5. Have a plan. Make sure you map out who you want to see first and any panels you want to attend. If you want to meet a celebrity, it’s a good idea to check to see if you need a ticket for that signing event.
6. Finally, be courteous. A smile and a handshake will get you a lot further than demands and a bad attitude.
WDH: So this is a comic site about comic books, so are you reading any comics? what might they be?
KM: Oh boy, I am going to lose a lot of cred here, but I honestly don’t read a lot of comics. I am probably the worst wife in terms of that too. I have only read a small handful of Tonys work. That doesn’t mean that I don’t think he is the best at what he does, but I prefer cute stories. I love Katie Cook’s Gronk!, and I loved Blankets by Craig Thompson. Oddly, though, my favorite comic of all time is probably “The Other Side” By Jason Aaron and Cameron Stewart, which is not cute at all.

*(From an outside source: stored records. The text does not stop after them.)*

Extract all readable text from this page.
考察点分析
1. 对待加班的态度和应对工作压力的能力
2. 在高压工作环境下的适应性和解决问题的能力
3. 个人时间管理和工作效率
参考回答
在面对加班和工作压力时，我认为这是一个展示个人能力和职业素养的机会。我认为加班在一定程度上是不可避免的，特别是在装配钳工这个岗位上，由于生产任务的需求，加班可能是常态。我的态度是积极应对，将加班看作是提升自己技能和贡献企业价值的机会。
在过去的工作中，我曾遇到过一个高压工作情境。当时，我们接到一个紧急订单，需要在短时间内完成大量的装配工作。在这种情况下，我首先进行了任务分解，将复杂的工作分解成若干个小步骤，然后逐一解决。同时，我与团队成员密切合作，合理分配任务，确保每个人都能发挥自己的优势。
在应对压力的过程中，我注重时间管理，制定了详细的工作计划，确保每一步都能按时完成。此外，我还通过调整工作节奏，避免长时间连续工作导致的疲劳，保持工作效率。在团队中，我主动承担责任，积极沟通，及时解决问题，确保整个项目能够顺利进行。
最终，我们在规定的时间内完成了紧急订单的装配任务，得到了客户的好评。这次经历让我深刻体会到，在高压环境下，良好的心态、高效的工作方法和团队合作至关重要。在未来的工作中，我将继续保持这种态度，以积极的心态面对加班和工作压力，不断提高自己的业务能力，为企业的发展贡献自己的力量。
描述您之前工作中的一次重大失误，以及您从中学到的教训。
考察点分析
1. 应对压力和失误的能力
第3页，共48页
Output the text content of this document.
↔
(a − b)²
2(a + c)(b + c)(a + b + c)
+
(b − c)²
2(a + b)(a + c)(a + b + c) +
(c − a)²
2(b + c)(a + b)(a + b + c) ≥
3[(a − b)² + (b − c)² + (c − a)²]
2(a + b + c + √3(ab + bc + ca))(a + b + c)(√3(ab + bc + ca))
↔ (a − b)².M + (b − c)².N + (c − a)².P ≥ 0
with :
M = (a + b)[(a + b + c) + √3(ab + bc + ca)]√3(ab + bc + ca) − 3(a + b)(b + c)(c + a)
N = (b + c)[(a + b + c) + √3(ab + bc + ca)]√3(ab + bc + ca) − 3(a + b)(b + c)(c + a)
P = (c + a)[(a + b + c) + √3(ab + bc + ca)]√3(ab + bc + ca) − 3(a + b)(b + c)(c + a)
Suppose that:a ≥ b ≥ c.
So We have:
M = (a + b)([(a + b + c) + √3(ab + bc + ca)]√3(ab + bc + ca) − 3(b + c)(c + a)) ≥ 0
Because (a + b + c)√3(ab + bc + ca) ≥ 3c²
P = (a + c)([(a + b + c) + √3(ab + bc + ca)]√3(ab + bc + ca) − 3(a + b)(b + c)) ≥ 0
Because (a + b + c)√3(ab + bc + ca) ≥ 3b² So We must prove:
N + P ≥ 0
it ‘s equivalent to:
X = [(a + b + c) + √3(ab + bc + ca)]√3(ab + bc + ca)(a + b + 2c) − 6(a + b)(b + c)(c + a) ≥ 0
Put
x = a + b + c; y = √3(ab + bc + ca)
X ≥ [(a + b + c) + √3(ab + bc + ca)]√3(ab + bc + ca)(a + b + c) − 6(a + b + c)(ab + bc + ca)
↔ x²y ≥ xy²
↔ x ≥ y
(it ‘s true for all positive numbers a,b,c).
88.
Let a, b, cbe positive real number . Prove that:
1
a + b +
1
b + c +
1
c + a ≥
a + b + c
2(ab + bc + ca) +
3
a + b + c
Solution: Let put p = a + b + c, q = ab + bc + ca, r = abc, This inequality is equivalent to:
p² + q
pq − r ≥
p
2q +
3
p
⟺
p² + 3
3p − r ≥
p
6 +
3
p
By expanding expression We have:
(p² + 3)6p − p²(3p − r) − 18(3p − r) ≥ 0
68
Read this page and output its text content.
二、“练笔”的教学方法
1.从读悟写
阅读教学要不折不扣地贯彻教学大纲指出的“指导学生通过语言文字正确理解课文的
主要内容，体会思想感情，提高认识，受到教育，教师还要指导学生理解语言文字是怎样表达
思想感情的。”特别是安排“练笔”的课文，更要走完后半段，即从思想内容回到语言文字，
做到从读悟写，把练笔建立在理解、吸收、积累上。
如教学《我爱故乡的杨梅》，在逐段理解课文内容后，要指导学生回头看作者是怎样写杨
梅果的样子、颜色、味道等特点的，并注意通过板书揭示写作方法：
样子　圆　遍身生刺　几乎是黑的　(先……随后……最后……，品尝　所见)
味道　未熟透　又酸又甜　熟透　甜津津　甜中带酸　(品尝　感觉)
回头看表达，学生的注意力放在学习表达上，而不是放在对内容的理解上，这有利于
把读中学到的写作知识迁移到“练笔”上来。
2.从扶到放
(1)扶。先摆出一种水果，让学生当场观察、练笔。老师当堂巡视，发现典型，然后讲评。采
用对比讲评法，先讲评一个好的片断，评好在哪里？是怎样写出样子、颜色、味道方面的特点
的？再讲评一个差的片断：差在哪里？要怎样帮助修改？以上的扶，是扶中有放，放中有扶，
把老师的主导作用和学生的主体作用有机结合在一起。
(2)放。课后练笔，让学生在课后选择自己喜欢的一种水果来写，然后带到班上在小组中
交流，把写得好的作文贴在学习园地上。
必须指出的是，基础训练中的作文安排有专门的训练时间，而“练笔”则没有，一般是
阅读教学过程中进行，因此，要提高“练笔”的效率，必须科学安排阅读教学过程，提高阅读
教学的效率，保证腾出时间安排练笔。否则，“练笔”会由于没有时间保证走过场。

When it comes right down to it though, I definitely lean toward publishers like Top Shelf. I love the kind of books they put out.
Any cred she thought she lost, was redeemed by that stellar list. Once again would like to thank Kara for showing us a little of the other side of cons. So whats the moral to this story? Simply this, we are all fans, from the biggest pros, to the smallest children. It takes us all a little bit of strife to do what we love, so when you are at a con remember every bodies people the same. Don’t get upset if you can’t get a sketch or be patient and courteous while waiting in line, with out the comic creators, cons are just wrestlers, porn stars and comic shops. Be good people and get out there to a con, support comic books in every and any way possible. That my friends will keep our little community solid and growing.